Takımda arkadaşlarıyla çok iyi bir uyum yakaladıklarını ve bunun da performanslarına yansıdığını kaydeden Redif, “Londra'da hedefimiz yapabildiğimiz en iyi dereceyi yaparak Türkiye rekoru kırmak. Final koşmayı da istiyoruz ama rakiplerimiz oldukça güçlü” diye konuştu.

Milli takımın en küçük sporcusu olan 1990 doğumlu Elif Yıldırım ise duygularını şöyle anlattı:
“En küçük ben olduğum için takımın maskotu gibiyim. Ayrıca 6 kişilik takımımızda, ENKA'dan 5 sporcu var.
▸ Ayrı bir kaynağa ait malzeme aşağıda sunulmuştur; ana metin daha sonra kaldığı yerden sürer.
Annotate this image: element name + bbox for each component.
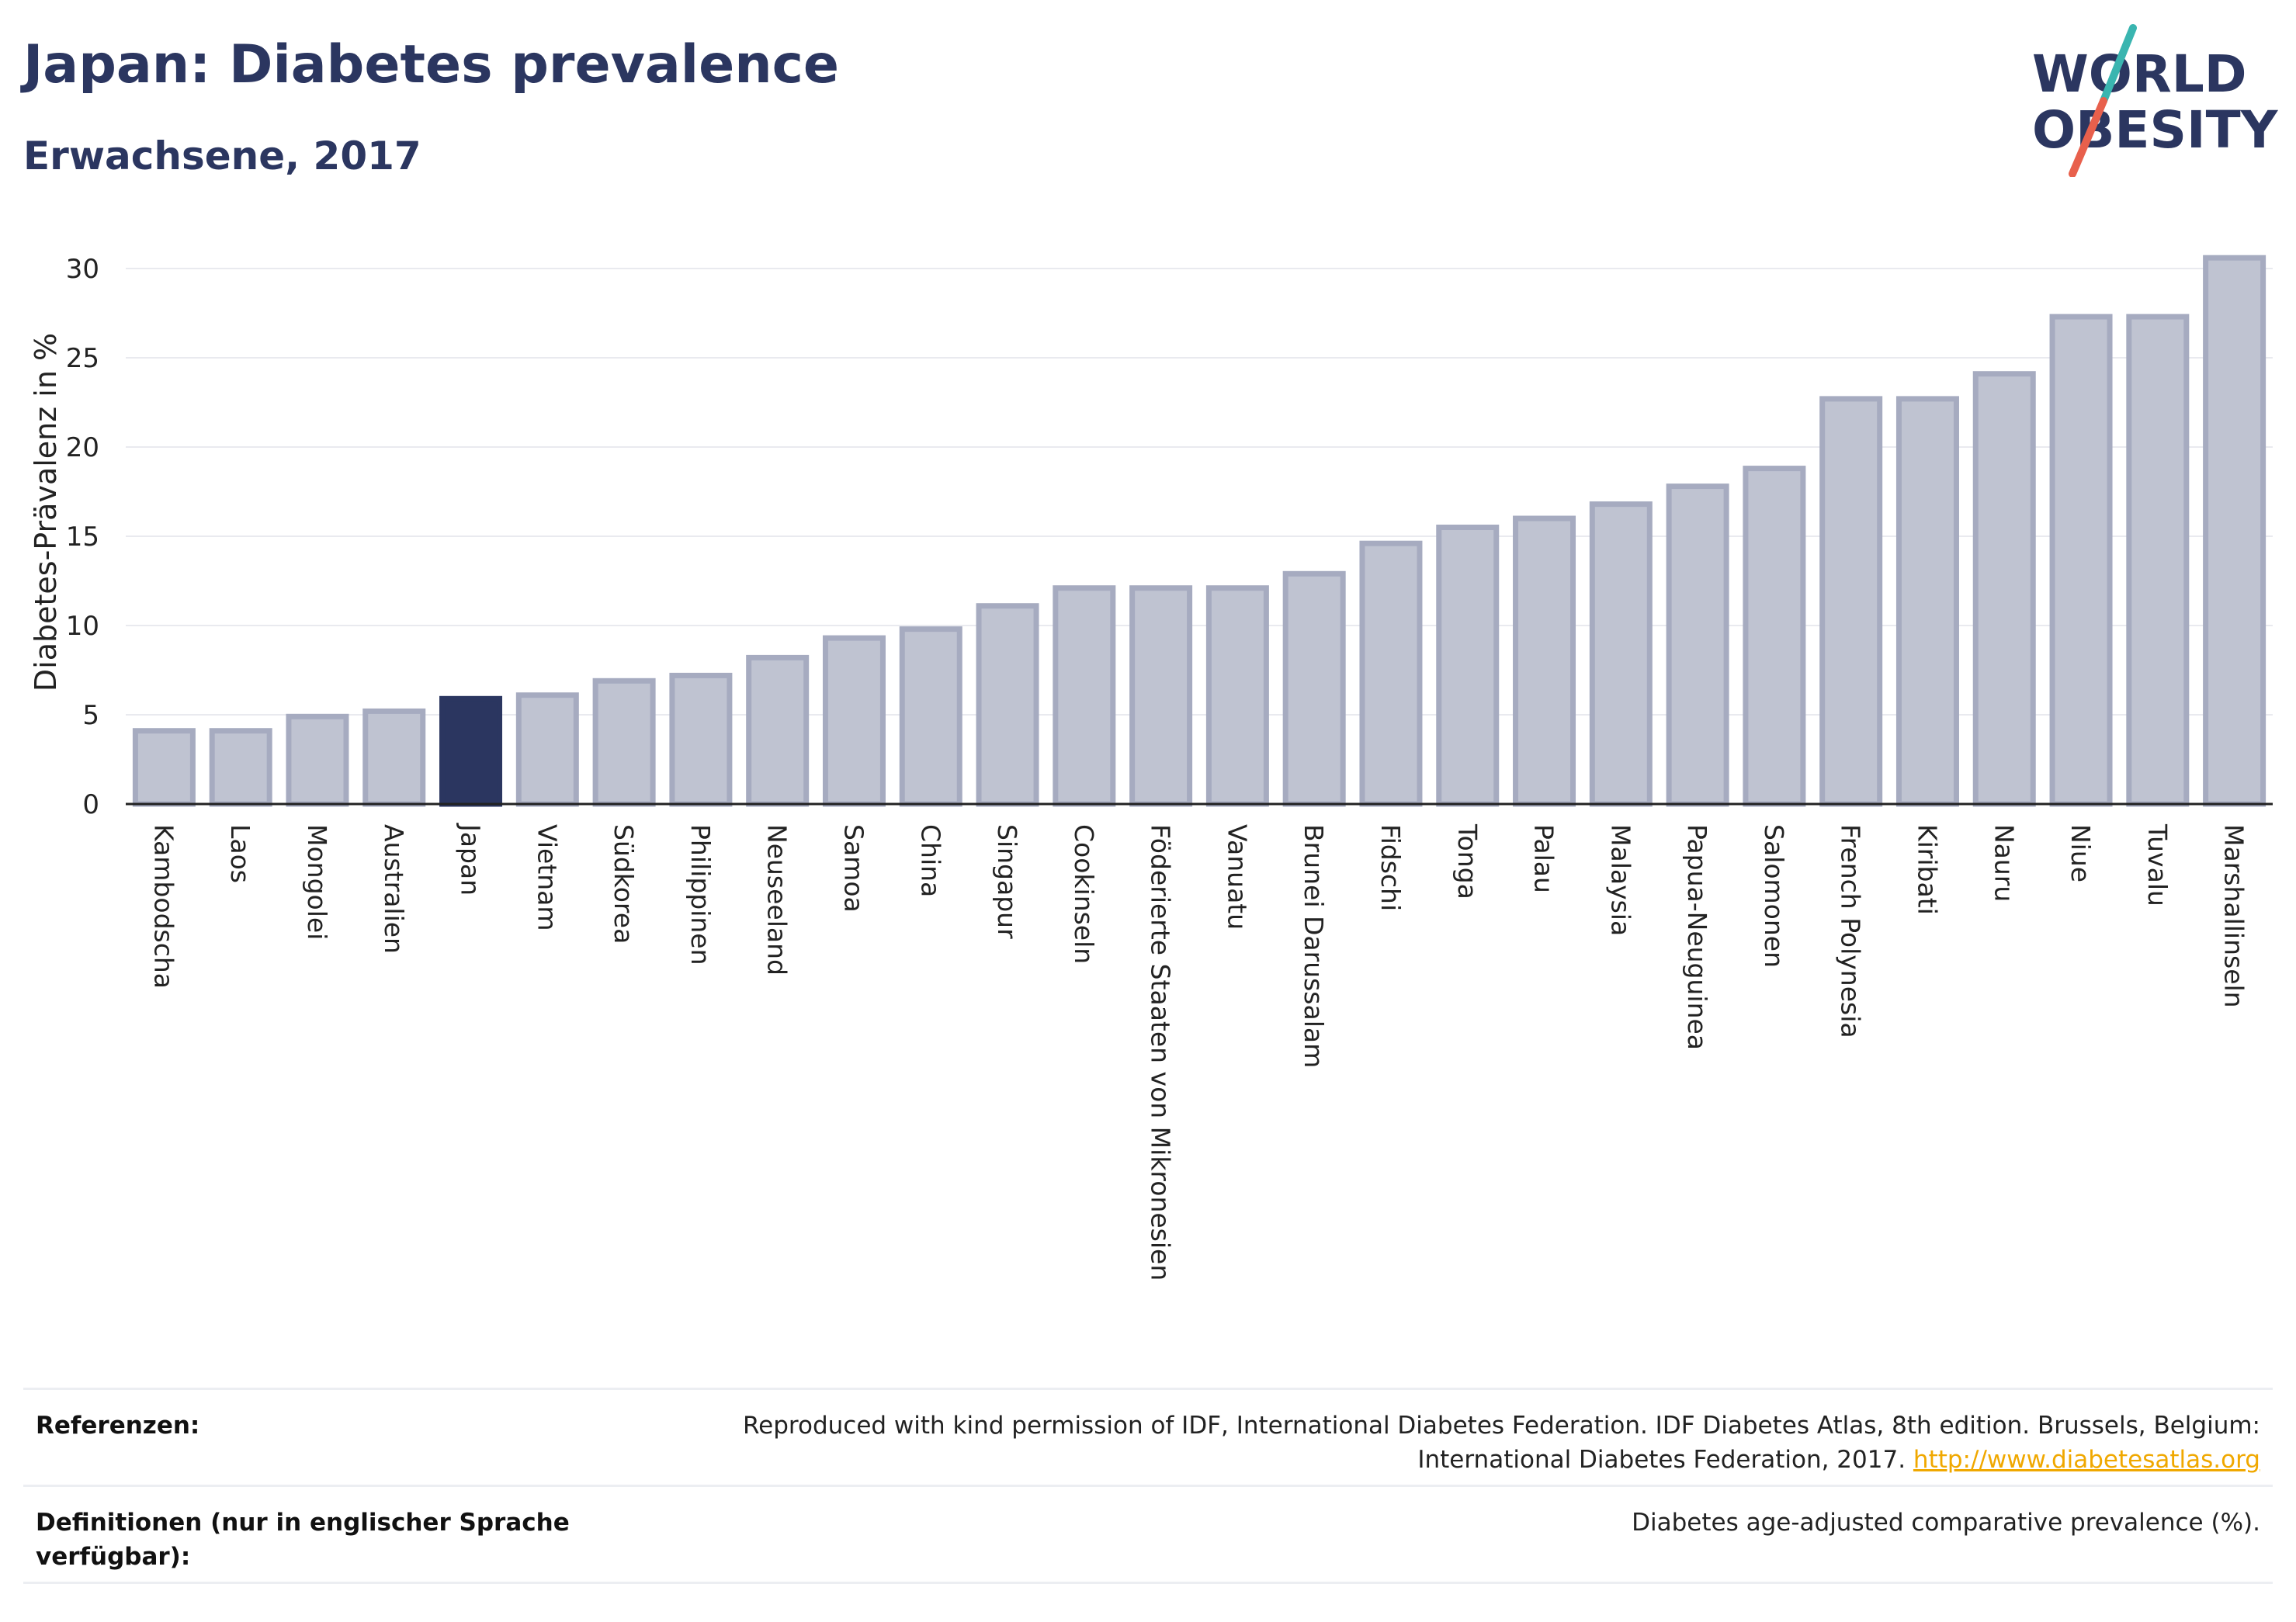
x-tick-label: Malaysia — [1605, 824, 1635, 936]
x-tick-label: Vietnam — [532, 824, 562, 931]
x-tick-label: Singapur — [992, 824, 1022, 939]
x-tick-label: Mongolei — [302, 824, 332, 940]
world-obesity-logo: WORLD OBESITY — [2032, 24, 2279, 177]
x-tick-label: Fidschi — [1375, 824, 1406, 911]
y-axis-title: Diabetes-Prävalenz in % — [29, 333, 63, 691]
x-tick-label: Südkorea — [609, 824, 639, 944]
bar — [1205, 585, 1269, 807]
references-value: Reproduced with kind permission of IDF, … — [630, 1409, 2260, 1477]
page-subtitle: Erwachsene, 2017 — [23, 133, 421, 178]
x-tick-label: Cookinseln — [1069, 824, 1099, 964]
bar — [1129, 585, 1193, 807]
bar — [2126, 314, 2190, 807]
y-tick-label: 15 — [66, 522, 99, 553]
x-tick-label: China — [915, 824, 945, 897]
bar — [1743, 466, 1806, 807]
bar — [439, 695, 503, 807]
logo-slash-red — [2069, 97, 2107, 177]
page-title: Japan: Diabetes prevalence — [23, 34, 840, 95]
x-tick-label: Vanuatu — [1222, 824, 1252, 930]
logo-slash-teal — [2100, 24, 2137, 105]
bar-chart: 0 5 10 15 20 25 30 Kambodscha Laos Mongolei Austra… — [29, 254, 2273, 1281]
footer: Referenzen: Reproduced with kind permiss… — [23, 1388, 2273, 1584]
x-tick-label: Japan — [456, 823, 486, 896]
x-tick-label: Nauru — [1989, 824, 2019, 902]
definitions-value: Diabetes age-adjusted comparative preval… — [1632, 1509, 2260, 1537]
bar — [1513, 515, 1576, 807]
y-tick-label: 5 — [82, 700, 99, 731]
bar — [746, 654, 810, 807]
references-link[interactable]: http://www.diabetesatlas.org — [1913, 1446, 2260, 1474]
y-tick-label: 10 — [66, 611, 99, 642]
bar — [1819, 396, 1883, 807]
x-tick-label: French Polynesia — [1836, 824, 1866, 1038]
bar-layer — [132, 255, 2267, 807]
logo-line2: OBESITY — [2032, 100, 2279, 160]
bar — [2049, 314, 2113, 807]
x-tick-label: Samoa — [838, 824, 869, 913]
bar — [669, 672, 733, 807]
definitions-label: Definitionen (nur in englischer Sprache … — [36, 1509, 570, 1571]
logo-line1: WORLD — [2032, 44, 2247, 104]
y-tick-label: 25 — [66, 343, 99, 374]
references-text: Reproduced with kind permission of IDF, … — [743, 1412, 2260, 1474]
bar — [1666, 483, 1729, 807]
bar — [1053, 585, 1116, 807]
x-tick-label: Salomonen — [1759, 824, 1789, 968]
x-tick-label: Niue — [2065, 824, 2096, 882]
y-tick-label: 20 — [66, 432, 99, 463]
bar — [1895, 396, 1959, 807]
bar — [515, 692, 579, 807]
x-tick-label: Neuseeland — [762, 824, 793, 976]
x-tick-label: Brunei Darussalam — [1299, 824, 1329, 1068]
bar — [1359, 540, 1423, 807]
label-layer: 0 5 10 15 20 25 30 Kambodscha Laos Mongolei Austra… — [66, 254, 2273, 1281]
bar — [1282, 570, 1346, 807]
x-tick-label: Tuvalu — [2142, 823, 2173, 906]
y-tick-label: 30 — [66, 254, 99, 285]
bar — [976, 603, 1039, 807]
bar — [286, 713, 349, 807]
bar — [822, 635, 886, 807]
bar — [1972, 371, 2036, 807]
references-row: Referenzen: Reproduced with kind permiss… — [23, 1388, 2273, 1485]
x-tick-label: Marshallinseln — [2219, 824, 2249, 1008]
x-tick-label: Palau — [1529, 824, 1559, 893]
x-tick-label: Papua-Neuguinea — [1682, 824, 1712, 1050]
bar — [899, 626, 962, 807]
definitions-row: Definitionen (nur in englischer Sprache … — [23, 1485, 2273, 1584]
x-tick-label: Föderierte Staaten von Mikronesien — [1146, 824, 1176, 1281]
bar — [132, 728, 196, 807]
x-tick-label: Laos — [225, 824, 255, 883]
bar — [1436, 525, 1500, 807]
x-tick-label: Philippinen — [685, 824, 716, 965]
x-tick-label: Tonga — [1452, 823, 1483, 899]
bar — [2203, 255, 2267, 807]
x-tick-label: Australien — [379, 824, 409, 954]
x-tick-label: Kiribati — [1912, 824, 1942, 915]
y-tick-label: 0 — [82, 789, 99, 820]
bar — [592, 678, 656, 807]
bar — [209, 728, 272, 807]
bar — [1589, 501, 1653, 807]
x-tick-label: Kambodscha — [148, 824, 179, 989]
references-label: Referenzen: — [36, 1412, 200, 1440]
bar — [362, 708, 426, 807]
Sadece ben Bursa Büyükşehir Belediyesi'nin sporcusuyum. Bu nedenle kulübüm adına da gurur duyuyorum. Bu yıl asıl hedefim 400 metre engellide vize almaktı ama kısmet olmadı. Uzunca bir süreyi sakatlıklarla geçirdim. Bu beni çok yıprattı ve üzdü. Artık ümidimi kaybetmeye başlamıştım ki bayrak takımıyla vize aldık ve çok mutlu oldum. Olimpiyatlara gidecek olmak benim hedeflerimi büyüttü. Kendime güvenim geldi. Londra'da ülkemi en iyi şekilde temsil edeceğim. Gönül ister ki madalya şansımız olsun ama orada elimizden gelenin en iyisini yapacağımızı düşünüyorum.”

Londra'da bulunmanın kendisi için çok büyük bir tecrübe olacağını kaydeden Yıldırım, “Oraya en iyi atletler gelecek. Ben de onları izleyip, ısınmasından tutun tüm davranışlarına kadar her şeye dikkat ederek tecrübe kazanacağım. Büyük atletlerin mücadelesine tanık olacağım. Benim en büyük kazancım bu olacak” dedi.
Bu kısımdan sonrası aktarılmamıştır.